The relationship and balance between human, machine, and climate are a theme that we have worked on throughout our artistic career. Our 1987 performance/installation View – Life in a Mirage, was a living museum featuring tableaus in which the static dioramas were populated by actors carrying out repeated rituals on a loop. In one of the dioramas, a woman sat on a stool throwing bread onto the floor, and during the course of the performance a mountain of breadcrumbs accumulated. Stuffed birds of prey adorned the walls around the woman. In 1994’s The Climate Chambers, the audience themselves became part of the performance as their bodies and senses were activated by various climates portrayed in sculptural spatial forms. Within these, one could experience cold, heat, moisture and wind in a gallery setting that was anything but comfortable. Our ambition was to energise our audience in a sensory and physical ‘total artwork’.

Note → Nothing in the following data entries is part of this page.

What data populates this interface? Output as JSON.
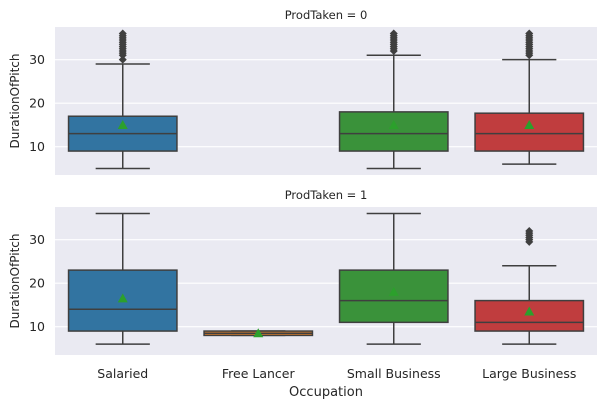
{
  "chart_data": {
    "type": "box",
    "xlabel": "Occupation",
    "ylabel": "DurationOfPitch",
    "categories": [
      "Salaried",
      "Free Lancer",
      "Small Business",
      "Large Business"
    ],
    "colors": [
      "#3274a1",
      "#e1812c",
      "#3a923a",
      "#c03d3e"
    ],
    "mean_marker_color": "#2ca02c",
    "ylim": [
      3.5,
      37.5
    ],
    "yticks": [
      10,
      20,
      30
    ],
    "grid": true,
    "panels": [
      {
        "title": "ProdTaken = 0",
        "boxes": [
          {
            "category": "Salaried",
            "whisker_low": 5,
            "q1": 9,
            "median": 13,
            "q3": 17,
            "whisker_high": 29,
            "mean": 15,
            "outliers": [
              30,
              31,
              31.5,
              32,
              32.5,
              33,
              33.5,
              34,
              34.5,
              35,
              35.5,
              36
            ]
          },
          null,
          {
            "category": "Small Business",
            "whisker_low": 5,
            "q1": 9,
            "median": 13,
            "q3": 18,
            "whisker_high": 31,
            "mean": 15,
            "outliers": [
              32,
              32.5,
              33,
              33.5,
              34,
              34.5,
              35,
              35.5,
              36
            ]
          },
          {
            "category": "Large Business",
            "whisker_low": 6,
            "q1": 9,
            "median": 13,
            "q3": 17.7,
            "whisker_high": 30,
            "mean": 15,
            "outliers": [
              31,
              31.5,
              32,
              32.5,
              33,
              33.5,
              34,
              34.5,
              35,
              35.5,
              36
            ]
          }
        ]
      },
      {
        "title": "ProdTaken = 1",
        "boxes": [
          {
            "category": "Salaried",
            "whisker_low": 6,
            "q1": 9,
            "median": 14,
            "q3": 23,
            "whisker_high": 36,
            "mean": 16.5,
            "outliers": []
          },
          {
            "category": "Free Lancer",
            "whisker_low": 8,
            "q1": 8,
            "median": 8.5,
            "q3": 9,
            "whisker_high": 9,
            "mean": 8.5,
            "outliers": []
          },
          {
            "category": "Small Business",
            "whisker_low": 6,
            "q1": 11,
            "median": 16,
            "q3": 23,
            "whisker_high": 36,
            "mean": 18,
            "outliers": []
          },
          {
            "category": "Large Business",
            "whisker_low": 6,
            "q1": 9,
            "median": 11,
            "q3": 16,
            "whisker_high": 24,
            "mean": 13.5,
            "outliers": [
              29.5,
              30,
              30.5,
              31,
              31.5,
              32
            ]
          }
        ]
      }
    ]
  }
}
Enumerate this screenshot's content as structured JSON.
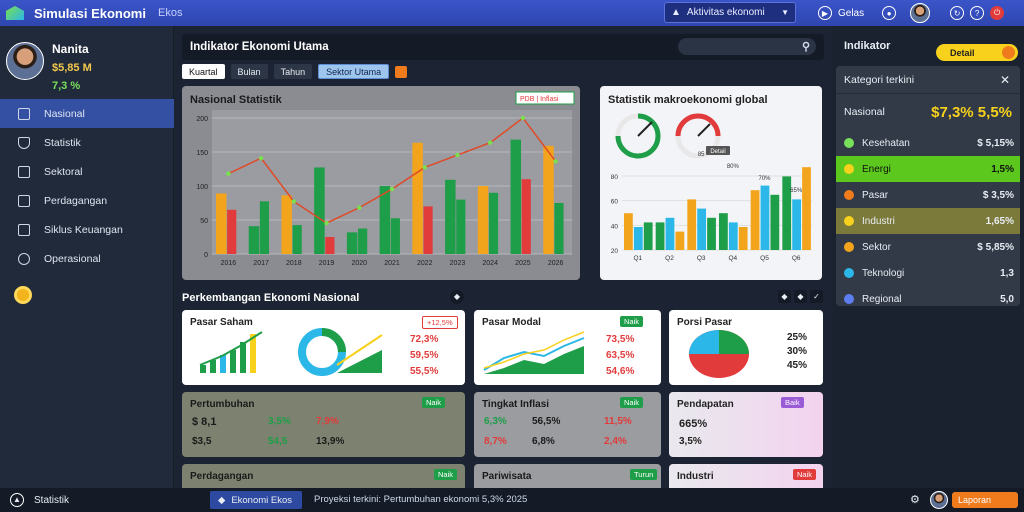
{
  "app": {
    "title": "Simulasi Ekonomi",
    "subtitle": "Ekos"
  },
  "topbar": {
    "select_label": "Aktivitas ekonomi",
    "ctrl_text": "Gelas",
    "icons": [
      "play-icon",
      "fullscreen-icon",
      "refresh-icon",
      "help-icon",
      "power-icon"
    ]
  },
  "profile": {
    "name": "Nanita",
    "value1": "$5,85 M",
    "value2": "7,3 %"
  },
  "sidebar": {
    "items": [
      {
        "label": "Nasional",
        "icon": "grid-icon",
        "active": true
      },
      {
        "label": "Statistik",
        "icon": "shield-icon"
      },
      {
        "label": "Sektoral",
        "icon": "document-icon"
      },
      {
        "label": "Perdagangan",
        "icon": "monitor-icon"
      },
      {
        "label": "Siklus Keuangan",
        "icon": "wallet-icon"
      },
      {
        "label": "Operasional",
        "icon": "network-icon"
      }
    ]
  },
  "main": {
    "header": "Indikator Ekonomi Utama",
    "tabs": [
      "Kuartal",
      "Bulan",
      "Tahun",
      "Sektor Utama"
    ],
    "panel1": {
      "title": "Nasional Statistik",
      "legend": "PDB | Inflasi",
      "ylabels": [
        "200",
        "150",
        "100",
        "50",
        "0"
      ],
      "xlabels": [
        "2016",
        "2017",
        "2018",
        "2019",
        "2020",
        "2021",
        "2022",
        "2023",
        "2024",
        "2025",
        "2026"
      ]
    },
    "panel2": {
      "title": "Statistik makroekonomi global",
      "btn": "Detail",
      "ylabels": [
        "80",
        "60",
        "40",
        "20"
      ],
      "xlabels": [
        "Q1",
        "Q2",
        "Q3",
        "Q4",
        "Q5",
        "Q6"
      ],
      "barlabels": [
        "85",
        "80%",
        "70%",
        "65%"
      ]
    },
    "section2": "Perkembangan Ekonomi Nasional",
    "cards": [
      {
        "title": "Pasar Saham",
        "badge": "+12,5%",
        "v1": "72,3%",
        "v2": "59,5%",
        "v3": "55,5%"
      },
      {
        "title": "Pasar Modal",
        "badge": "Naik",
        "v1": "73,5%",
        "v2": "63,5%",
        "v3": "54,6%"
      },
      {
        "title": "Porsi Pasar",
        "v1": "25%",
        "v2": "30%",
        "v3": "45%"
      },
      {
        "title": "Pertumbuhan",
        "badge": "Naik",
        "a1": "$ 8,1",
        "a2": "3,5%",
        "a3": "7,9%",
        "b1": "$3,5",
        "b2": "$4,5",
        "b3": "13,9%"
      },
      {
        "title": "Tingkat Inflasi",
        "badge": "Naik",
        "a1": "6,3%",
        "a2": "56,5%",
        "a3": "11,5%",
        "b1": "8,7%",
        "b2": "6,8%",
        "b3": "2,4%"
      },
      {
        "title": "Pendapatan",
        "badge": "Baik",
        "a1": "665%",
        "a2": "3,5%"
      },
      {
        "title": "Perdagangan",
        "badge": "Naik"
      },
      {
        "title": "Pariwisata",
        "badge": "Turun"
      },
      {
        "title": "Industri",
        "badge": "Naik"
      }
    ]
  },
  "right": {
    "header": "Indikator",
    "btn": "Detail",
    "card_title": "Kategori terkini",
    "total_label": "Nasional",
    "total_value": "$7,3% 5,5%",
    "rows": [
      {
        "label": "Kesehatan",
        "value": "$ 5,15%",
        "color": "#78e05a"
      },
      {
        "label": "Energi",
        "value": "1,5%",
        "color": "#f7d11c",
        "highlight": "green"
      },
      {
        "label": "Pasar",
        "value": "$ 3,5%",
        "color": "#f07b1c"
      },
      {
        "label": "Industri",
        "value": "1,65%",
        "color": "#f7d11c",
        "highlight": "olive"
      },
      {
        "label": "Sektor",
        "value": "$ 5,85%",
        "color": "#f2a51c"
      },
      {
        "label": "Teknologi",
        "value": "1,3",
        "color": "#2bb7e8"
      },
      {
        "label": "Regional",
        "value": "5,0",
        "color": "#5d7ef0"
      }
    ]
  },
  "bottom": {
    "left": "Statistik",
    "select": "Ekonomi Ekos",
    "text": "Proyeksi terkini: Pertumbuhan ekonomi 5,3% 2025",
    "btn": "Laporan"
  },
  "chart_data": [
    {
      "type": "bar",
      "title": "Nasional Statistik",
      "categories": [
        "2016",
        "2017",
        "2018",
        "2019",
        "2020",
        "2021",
        "2022",
        "2023",
        "2024",
        "2025",
        "2026"
      ],
      "series": [
        {
          "name": "PDB",
          "values": [
            98,
            45,
            95,
            140,
            35,
            110,
            180,
            120,
            110,
            185,
            175
          ]
        },
        {
          "name": "Inflasi",
          "values": [
            130,
            155,
            85,
            50,
            75,
            105,
            140,
            160,
            180,
            220,
            150
          ]
        }
      ],
      "ylim": [
        0,
        220
      ]
    },
    {
      "type": "bar",
      "title": "Statistik makroekonomi global",
      "categories": [
        "Q1",
        "Q2",
        "Q3",
        "Q4",
        "Q5",
        "Q6"
      ],
      "series": [
        {
          "name": "A",
          "values": [
            40,
            30,
            55,
            40,
            65,
            80
          ]
        },
        {
          "name": "B",
          "values": [
            25,
            35,
            45,
            30,
            70,
            55
          ]
        },
        {
          "name": "C",
          "values": [
            30,
            20,
            35,
            25,
            60,
            90
          ]
        }
      ],
      "ylim": [
        0,
        100
      ]
    }
  ]
}
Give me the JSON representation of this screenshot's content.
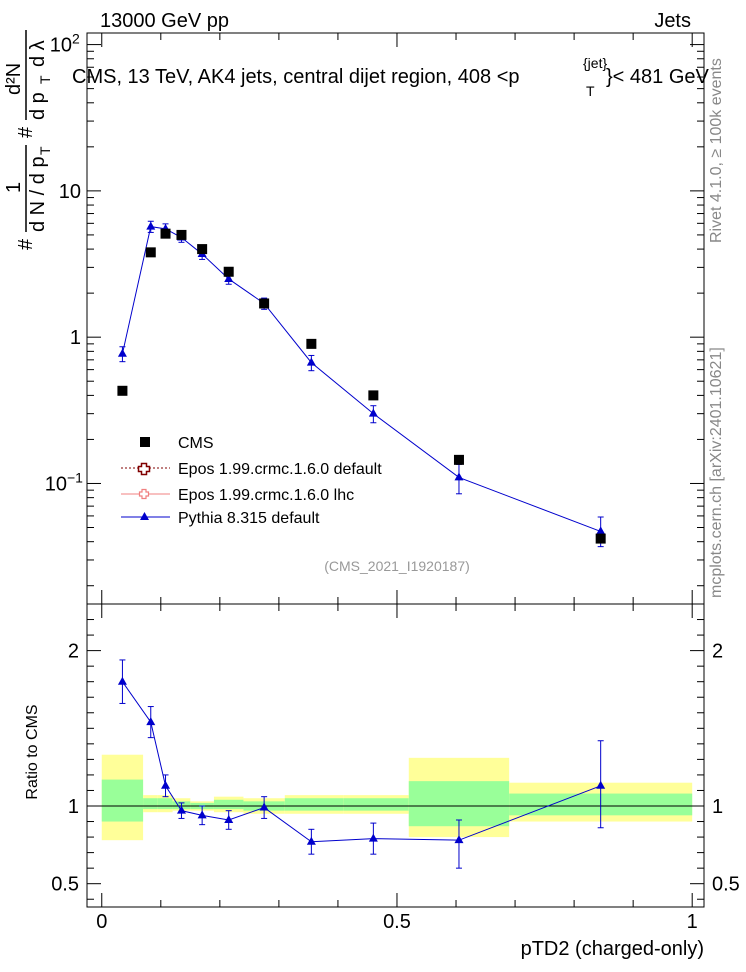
{
  "header": {
    "left": "13000 GeV pp",
    "right": "Jets"
  },
  "side_labels": {
    "rivet": "Rivet 4.1.0, ≥ 100k events",
    "mcplots": "mcplots.cern.ch [arXiv:2401.10621]"
  },
  "chart_data": {
    "type": "line",
    "title": "CMS, 13 TeV, AK4 jets, central dijet region, 408 <p",
    "title_sup": "{jet}",
    "title_sub": "T",
    "title_end": "}< 481 GeV",
    "analysis_id": "(CMS_2021_I1920187)",
    "ylabel_parts": {
      "hash1": "#",
      "frac1_num": "1",
      "frac1_den": "d N / d p",
      "frac1_den_sub": "T",
      "hash2": "#",
      "frac2_num": "d²N",
      "frac2_den": "d p",
      "frac2_den_sub": "T",
      "frac2_den_end": "d λ"
    },
    "xlabel": "pTD2 (charged-only)",
    "ratio_ylabel": "Ratio to CMS",
    "xlim": [
      -0.025,
      1.02
    ],
    "ylim": [
      0.015,
      120
    ],
    "yscale": "log",
    "ratio_ylim": [
      0.35,
      2.3
    ],
    "x_ticks": [
      {
        "v": 0,
        "label": "0"
      },
      {
        "v": 0.5,
        "label": "0.5"
      },
      {
        "v": 1,
        "label": "1"
      }
    ],
    "y_ticks": [
      {
        "v": 0.1,
        "label": "10",
        "sup": "−1"
      },
      {
        "v": 1,
        "label": "1"
      },
      {
        "v": 10,
        "label": "10"
      },
      {
        "v": 100,
        "label": "10",
        "sup": "2"
      }
    ],
    "ratio_ticks": [
      {
        "v": 0.5,
        "label": "0.5"
      },
      {
        "v": 1,
        "label": "1"
      },
      {
        "v": 2,
        "label": "2"
      }
    ],
    "bins": [
      {
        "lo": 0.0,
        "hi": 0.07,
        "band_inner": [
          0.9,
          1.17
        ],
        "band_outer": [
          0.78,
          1.33
        ]
      },
      {
        "lo": 0.07,
        "hi": 0.095,
        "band_inner": [
          0.98,
          1.05
        ],
        "band_outer": [
          0.96,
          1.07
        ]
      },
      {
        "lo": 0.095,
        "hi": 0.12,
        "band_inner": [
          0.98,
          1.05
        ],
        "band_outer": [
          0.96,
          1.07
        ]
      },
      {
        "lo": 0.12,
        "hi": 0.15,
        "band_inner": [
          0.98,
          1.03
        ],
        "band_outer": [
          0.97,
          1.05
        ]
      },
      {
        "lo": 0.15,
        "hi": 0.19,
        "band_inner": [
          0.98,
          1.02
        ],
        "band_outer": [
          0.97,
          1.03
        ]
      },
      {
        "lo": 0.19,
        "hi": 0.24,
        "band_inner": [
          0.98,
          1.04
        ],
        "band_outer": [
          0.96,
          1.06
        ]
      },
      {
        "lo": 0.24,
        "hi": 0.31,
        "band_inner": [
          0.97,
          1.03
        ],
        "band_outer": [
          0.95,
          1.05
        ]
      },
      {
        "lo": 0.31,
        "hi": 0.41,
        "band_inner": [
          0.97,
          1.05
        ],
        "band_outer": [
          0.95,
          1.07
        ]
      },
      {
        "lo": 0.41,
        "hi": 0.52,
        "band_inner": [
          0.97,
          1.05
        ],
        "band_outer": [
          0.95,
          1.07
        ]
      },
      {
        "lo": 0.52,
        "hi": 0.69,
        "band_inner": [
          0.87,
          1.16
        ],
        "band_outer": [
          0.8,
          1.31
        ]
      },
      {
        "lo": 0.69,
        "hi": 1.0,
        "band_inner": [
          0.94,
          1.08
        ],
        "band_outer": [
          0.9,
          1.15
        ]
      }
    ],
    "series": [
      {
        "name": "CMS",
        "style": "data",
        "color": "#000000",
        "x": [
          0.035,
          0.083,
          0.108,
          0.135,
          0.17,
          0.215,
          0.275,
          0.355,
          0.46,
          0.605,
          0.845
        ],
        "y": [
          0.43,
          3.8,
          5.1,
          5.0,
          4.0,
          2.8,
          1.7,
          0.9,
          0.4,
          0.145,
          0.042
        ]
      },
      {
        "name": "Epos 1.99.crmc.1.6.0 default",
        "style": "legend-only",
        "color": "#800000"
      },
      {
        "name": "Epos 1.99.crmc.1.6.0 lhc",
        "style": "legend-only",
        "color": "#f08080"
      },
      {
        "name": "Pythia 8.315 default",
        "style": "mc",
        "color": "#0000cc",
        "x": [
          0.035,
          0.083,
          0.108,
          0.135,
          0.17,
          0.215,
          0.275,
          0.355,
          0.46,
          0.605,
          0.845
        ],
        "y": [
          0.77,
          5.7,
          5.5,
          4.8,
          3.7,
          2.5,
          1.7,
          0.67,
          0.3,
          0.11,
          0.047
        ],
        "y_err_lo": [
          0.09,
          0.5,
          0.45,
          0.35,
          0.3,
          0.2,
          0.15,
          0.08,
          0.04,
          0.025,
          0.01
        ],
        "y_err_hi": [
          0.09,
          0.5,
          0.45,
          0.35,
          0.3,
          0.2,
          0.15,
          0.08,
          0.04,
          0.025,
          0.012
        ],
        "ratio": [
          1.8,
          1.54,
          1.13,
          0.97,
          0.94,
          0.91,
          0.99,
          0.77,
          0.79,
          0.78,
          1.13
        ],
        "ratio_err_lo": [
          0.14,
          0.1,
          0.07,
          0.05,
          0.06,
          0.06,
          0.07,
          0.08,
          0.1,
          0.18,
          0.27
        ],
        "ratio_err_hi": [
          0.14,
          0.1,
          0.07,
          0.05,
          0.06,
          0.06,
          0.07,
          0.08,
          0.1,
          0.13,
          0.29
        ]
      }
    ]
  }
}
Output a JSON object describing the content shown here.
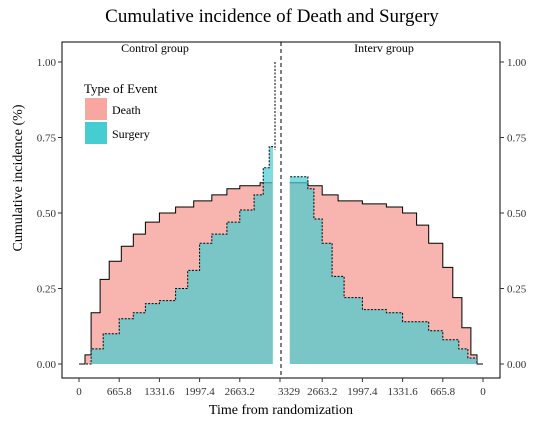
{
  "chart_data": {
    "type": "area",
    "title": "Cumulative incidence of Death and Surgery",
    "xlabel": "Time from randomization",
    "ylabel": "Cumulative incidence (%)",
    "ylim": [
      0,
      1
    ],
    "xlim": [
      0,
      3329
    ],
    "y_ticks": [
      "0.00",
      "0.25",
      "0.50",
      "0.75",
      "1.00"
    ],
    "x_ticks_left": [
      "0",
      "665.8",
      "1331.6",
      "1997.4",
      "2663.2",
      "3329"
    ],
    "x_ticks_right": [
      "2663.2",
      "1997.4",
      "1331.6",
      "665.8",
      "0"
    ],
    "panels": [
      "Control group",
      "Interv group"
    ],
    "legend": {
      "title": "Type of Event",
      "position": "top-left"
    },
    "grid": false,
    "colors": {
      "death": "#F8766D",
      "surgery": "#00BFC4",
      "death_fill": "#F8B5B0",
      "surgery_fill": "#7FBFBD"
    },
    "series": [
      {
        "name": "Death",
        "group": "Control group",
        "x": [
          0,
          100,
          200,
          350,
          500,
          700,
          900,
          1100,
          1331.6,
          1600,
          1900,
          2200,
          2450,
          2663.2,
          2800,
          3000,
          3200
        ],
        "y": [
          0.0,
          0.03,
          0.17,
          0.28,
          0.34,
          0.39,
          0.43,
          0.47,
          0.5,
          0.52,
          0.54,
          0.56,
          0.58,
          0.59,
          0.59,
          0.6,
          0.6
        ]
      },
      {
        "name": "Surgery",
        "group": "Control group",
        "x": [
          0,
          100,
          200,
          400,
          665.8,
          900,
          1100,
          1331.6,
          1600,
          1800,
          1997.4,
          2200,
          2450,
          2663.2,
          2900,
          3050,
          3150,
          3250
        ],
        "y": [
          0.0,
          0.0,
          0.05,
          0.1,
          0.15,
          0.17,
          0.2,
          0.21,
          0.25,
          0.31,
          0.4,
          0.43,
          0.47,
          0.51,
          0.56,
          0.65,
          0.72,
          0.76
        ]
      },
      {
        "name": "Death",
        "group": "Interv group",
        "x": [
          0,
          100,
          200,
          350,
          500,
          665.8,
          900,
          1100,
          1331.6,
          1600,
          1997.4,
          2400,
          2663.2,
          2900,
          3200
        ],
        "y": [
          0.0,
          0.03,
          0.12,
          0.22,
          0.32,
          0.4,
          0.46,
          0.5,
          0.52,
          0.53,
          0.54,
          0.56,
          0.59,
          0.6,
          0.6
        ]
      },
      {
        "name": "Surgery",
        "group": "Interv group",
        "x": [
          0,
          100,
          250,
          400,
          665.8,
          900,
          1331.6,
          1600,
          1997.4,
          2300,
          2500,
          2663.2,
          2800,
          2900,
          3200
        ],
        "y": [
          0.0,
          0.02,
          0.05,
          0.08,
          0.11,
          0.14,
          0.17,
          0.18,
          0.22,
          0.29,
          0.4,
          0.48,
          0.58,
          0.62,
          0.62
        ]
      }
    ]
  }
}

While the performance and the sculptural elements are the focus of our practice, they always form the foundations for discussions around our relationship with nature, the weather and the climate. Tipping Point is a natural evolution of those explorations of how one can use art to portray fleeting natural phenomena and thoughts. The development of Tipping Point began back in 2014; the first version of the work was constructed then, in collaboration with Chalmers University of Technology. The project has since been refined, and along with scientists attached to the Institute for Future Studies in Stockholm, we have worked on their large research project, Climate Ethics and Future Generations. It addresses several contemporary issues in which humanity stands at a crossroads. In this catalogue, three of these scientists have each written a text from the perspective of their respective disciplines: moral philosophy, sociology and climate psychology, in which they set their own thoughts in motion with reference to our sculpture, Tipping Point. Throughout the collaboration we have been influenced by the institute’s research, which has found its way into several elements of the sculpture’s various platforms. The joint effort has been financed by Formas, (a government research council) which made executing this large project possible. We hope that Tipping Point will generate a broader discussion on issues around climate ethics and climate justice.